Question

How do you solve x in \[ax + b = 0\] ?

Answer 1

Hint: The given equation is the linear equation with one variable x that can be solve by add or subtract the necessary term from each side of the equation to isolate the term with the variable x, then multiply or divide each side of the equation by the appropriate value solve for the variable x while keeping the equation balanced then solve the resultant balance equation for the x value.

Complete step-by-step answer:
The equation is an algebraic equation and it contains only one variable. The variable is x. The variable acts as a constant. So we solve for the variable x.
Consider given equation
 \[ \Rightarrow \,\,\,ax + b = 0\]
Where x is the variable a is the coefficient of x and b is the constant term
Rearrange the equation by subtracting b from both sides of the equation, then
 \[ \Rightarrow \,\,\,\,\,ax + b - b = 0 - b\]
On subtracting we get
 \[ \Rightarrow \,\,\,ax + 0 = - b\]
So it is written as
 \[ \Rightarrow \,\,\,ax = - b\]
To solve the above equation for x, divide both side by a, then
 \[ \Rightarrow \,\,\,\dfrac{{ax}}{a} = \dfrac{{ - b}}{a}\]
On rewriting we have
 \[ \Rightarrow \,\,\,\dfrac{a}{a}.\,x = \dfrac{{ - b}}{a}\]
As we know the value of \[\dfrac{a}{a}\] is 1
 \[\therefore \,\,\,\,\,x = \dfrac{{ - b}}{a}\]
Hence, by solving the value of variable x in the linear equation \[ax + b = 0\] is \[\dfrac{{ - b}}{a}\] .
Hence we have solved for x and obtained the solution.
Therefore \[x = \dfrac{{ - b}}{a}\]
So, the correct answer is “ \[x = \dfrac{{ - b}}{a}\] ”.
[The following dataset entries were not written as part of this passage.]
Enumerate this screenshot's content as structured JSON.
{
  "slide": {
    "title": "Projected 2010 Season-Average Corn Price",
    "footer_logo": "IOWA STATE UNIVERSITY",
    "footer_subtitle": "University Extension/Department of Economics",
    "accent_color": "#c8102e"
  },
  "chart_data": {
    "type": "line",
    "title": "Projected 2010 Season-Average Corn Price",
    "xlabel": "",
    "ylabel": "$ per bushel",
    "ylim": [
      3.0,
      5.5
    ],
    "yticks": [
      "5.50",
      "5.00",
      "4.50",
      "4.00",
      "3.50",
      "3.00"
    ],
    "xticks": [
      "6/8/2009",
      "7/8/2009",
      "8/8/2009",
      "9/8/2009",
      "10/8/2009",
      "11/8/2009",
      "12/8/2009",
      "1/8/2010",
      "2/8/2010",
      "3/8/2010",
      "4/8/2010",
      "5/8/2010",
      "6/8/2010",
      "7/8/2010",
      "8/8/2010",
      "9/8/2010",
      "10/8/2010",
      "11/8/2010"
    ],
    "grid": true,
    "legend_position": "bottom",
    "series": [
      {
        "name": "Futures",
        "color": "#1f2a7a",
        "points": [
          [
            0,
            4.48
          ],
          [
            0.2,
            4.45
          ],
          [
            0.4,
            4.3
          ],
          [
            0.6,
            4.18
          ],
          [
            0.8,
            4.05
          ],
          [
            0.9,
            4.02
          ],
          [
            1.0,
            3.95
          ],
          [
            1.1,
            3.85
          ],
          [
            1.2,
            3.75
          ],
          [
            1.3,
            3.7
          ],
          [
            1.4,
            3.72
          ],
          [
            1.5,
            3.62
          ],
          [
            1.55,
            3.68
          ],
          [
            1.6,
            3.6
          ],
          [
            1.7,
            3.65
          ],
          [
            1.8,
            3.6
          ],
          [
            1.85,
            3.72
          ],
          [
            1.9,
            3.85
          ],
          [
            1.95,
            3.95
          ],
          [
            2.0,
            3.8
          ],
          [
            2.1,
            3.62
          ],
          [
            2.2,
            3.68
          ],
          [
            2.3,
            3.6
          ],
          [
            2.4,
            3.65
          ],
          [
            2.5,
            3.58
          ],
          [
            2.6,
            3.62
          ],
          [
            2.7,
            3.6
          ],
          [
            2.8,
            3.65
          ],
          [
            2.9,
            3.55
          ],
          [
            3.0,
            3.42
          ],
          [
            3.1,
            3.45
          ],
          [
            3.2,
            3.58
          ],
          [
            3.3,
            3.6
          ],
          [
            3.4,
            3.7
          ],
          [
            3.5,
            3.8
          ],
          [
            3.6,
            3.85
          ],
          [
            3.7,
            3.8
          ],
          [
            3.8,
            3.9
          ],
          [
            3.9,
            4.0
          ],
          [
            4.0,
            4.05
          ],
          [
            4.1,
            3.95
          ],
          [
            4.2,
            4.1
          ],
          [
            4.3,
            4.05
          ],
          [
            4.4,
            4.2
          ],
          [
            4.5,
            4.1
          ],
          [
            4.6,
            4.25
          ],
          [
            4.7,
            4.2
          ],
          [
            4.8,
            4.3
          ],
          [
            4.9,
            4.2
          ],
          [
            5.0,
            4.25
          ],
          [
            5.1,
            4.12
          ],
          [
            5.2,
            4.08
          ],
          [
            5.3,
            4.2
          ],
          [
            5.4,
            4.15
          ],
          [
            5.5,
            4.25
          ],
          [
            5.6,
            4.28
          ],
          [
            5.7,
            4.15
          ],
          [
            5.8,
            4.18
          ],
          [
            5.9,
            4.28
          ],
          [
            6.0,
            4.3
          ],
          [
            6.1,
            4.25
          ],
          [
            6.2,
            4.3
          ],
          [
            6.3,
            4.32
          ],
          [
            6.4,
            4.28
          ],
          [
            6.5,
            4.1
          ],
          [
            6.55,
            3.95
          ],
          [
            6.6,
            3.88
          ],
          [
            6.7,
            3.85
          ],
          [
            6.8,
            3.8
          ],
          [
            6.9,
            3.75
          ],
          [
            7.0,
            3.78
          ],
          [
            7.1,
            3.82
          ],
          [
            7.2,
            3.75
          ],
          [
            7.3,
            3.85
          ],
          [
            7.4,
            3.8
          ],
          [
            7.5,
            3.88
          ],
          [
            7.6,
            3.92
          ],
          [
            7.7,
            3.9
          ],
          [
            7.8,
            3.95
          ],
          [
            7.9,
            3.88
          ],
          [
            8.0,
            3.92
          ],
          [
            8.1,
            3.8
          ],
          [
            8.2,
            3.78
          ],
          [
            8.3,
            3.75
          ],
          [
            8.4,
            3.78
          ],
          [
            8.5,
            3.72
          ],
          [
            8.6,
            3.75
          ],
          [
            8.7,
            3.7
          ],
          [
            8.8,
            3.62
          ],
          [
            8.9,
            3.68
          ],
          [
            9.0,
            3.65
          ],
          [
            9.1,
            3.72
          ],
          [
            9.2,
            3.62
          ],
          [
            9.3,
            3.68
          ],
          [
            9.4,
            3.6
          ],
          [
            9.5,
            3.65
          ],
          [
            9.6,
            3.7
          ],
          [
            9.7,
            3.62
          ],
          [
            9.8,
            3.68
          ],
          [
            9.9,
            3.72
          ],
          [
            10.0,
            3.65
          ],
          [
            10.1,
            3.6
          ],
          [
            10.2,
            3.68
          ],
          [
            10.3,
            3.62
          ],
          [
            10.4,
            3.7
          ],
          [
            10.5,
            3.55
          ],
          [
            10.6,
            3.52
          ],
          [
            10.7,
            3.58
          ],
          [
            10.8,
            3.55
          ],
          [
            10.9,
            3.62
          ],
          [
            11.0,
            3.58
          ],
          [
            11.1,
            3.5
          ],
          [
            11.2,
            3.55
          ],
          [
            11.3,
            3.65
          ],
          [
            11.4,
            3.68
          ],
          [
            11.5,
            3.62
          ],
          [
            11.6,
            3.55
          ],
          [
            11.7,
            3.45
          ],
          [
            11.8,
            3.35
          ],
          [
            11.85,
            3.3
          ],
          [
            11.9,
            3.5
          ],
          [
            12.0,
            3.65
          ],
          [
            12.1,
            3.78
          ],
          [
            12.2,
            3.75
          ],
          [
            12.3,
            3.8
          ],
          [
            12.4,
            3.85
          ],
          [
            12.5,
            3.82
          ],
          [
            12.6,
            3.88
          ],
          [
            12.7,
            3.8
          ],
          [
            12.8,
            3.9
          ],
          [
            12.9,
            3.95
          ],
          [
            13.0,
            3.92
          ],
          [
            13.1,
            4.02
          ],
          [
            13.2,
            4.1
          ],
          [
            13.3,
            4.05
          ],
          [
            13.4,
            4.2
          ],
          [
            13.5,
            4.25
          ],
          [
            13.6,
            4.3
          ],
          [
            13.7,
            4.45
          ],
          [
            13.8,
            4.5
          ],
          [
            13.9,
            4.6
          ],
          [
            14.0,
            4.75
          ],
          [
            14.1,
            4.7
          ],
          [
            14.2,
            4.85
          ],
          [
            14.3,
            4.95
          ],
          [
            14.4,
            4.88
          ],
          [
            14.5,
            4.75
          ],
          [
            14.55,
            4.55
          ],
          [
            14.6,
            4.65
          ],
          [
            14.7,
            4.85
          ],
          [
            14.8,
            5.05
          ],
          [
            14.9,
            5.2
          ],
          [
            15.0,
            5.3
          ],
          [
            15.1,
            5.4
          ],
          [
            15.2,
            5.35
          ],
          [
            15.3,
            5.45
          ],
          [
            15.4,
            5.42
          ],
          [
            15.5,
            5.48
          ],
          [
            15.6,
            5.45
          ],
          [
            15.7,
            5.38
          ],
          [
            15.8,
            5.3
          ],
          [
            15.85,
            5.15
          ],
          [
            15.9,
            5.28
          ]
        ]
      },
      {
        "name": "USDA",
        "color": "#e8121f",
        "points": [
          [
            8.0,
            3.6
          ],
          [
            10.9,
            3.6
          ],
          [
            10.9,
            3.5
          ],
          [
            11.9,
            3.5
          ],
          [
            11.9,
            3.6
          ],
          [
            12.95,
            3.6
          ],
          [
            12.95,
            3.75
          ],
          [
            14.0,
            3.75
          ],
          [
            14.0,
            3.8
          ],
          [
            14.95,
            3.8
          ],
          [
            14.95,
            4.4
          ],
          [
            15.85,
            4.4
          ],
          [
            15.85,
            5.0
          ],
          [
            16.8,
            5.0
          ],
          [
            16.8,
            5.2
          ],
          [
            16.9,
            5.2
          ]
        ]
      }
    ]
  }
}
Note: In general the algebraic equation or expression is defined as a combination of variables and constants. In some equations the variables act as a constant, in this question also the a and b are variable but we consider it as a constant. While transforming or shifting the terms from LHS to RHS or RHS to LHS the sign of the term will change and we should take care of it.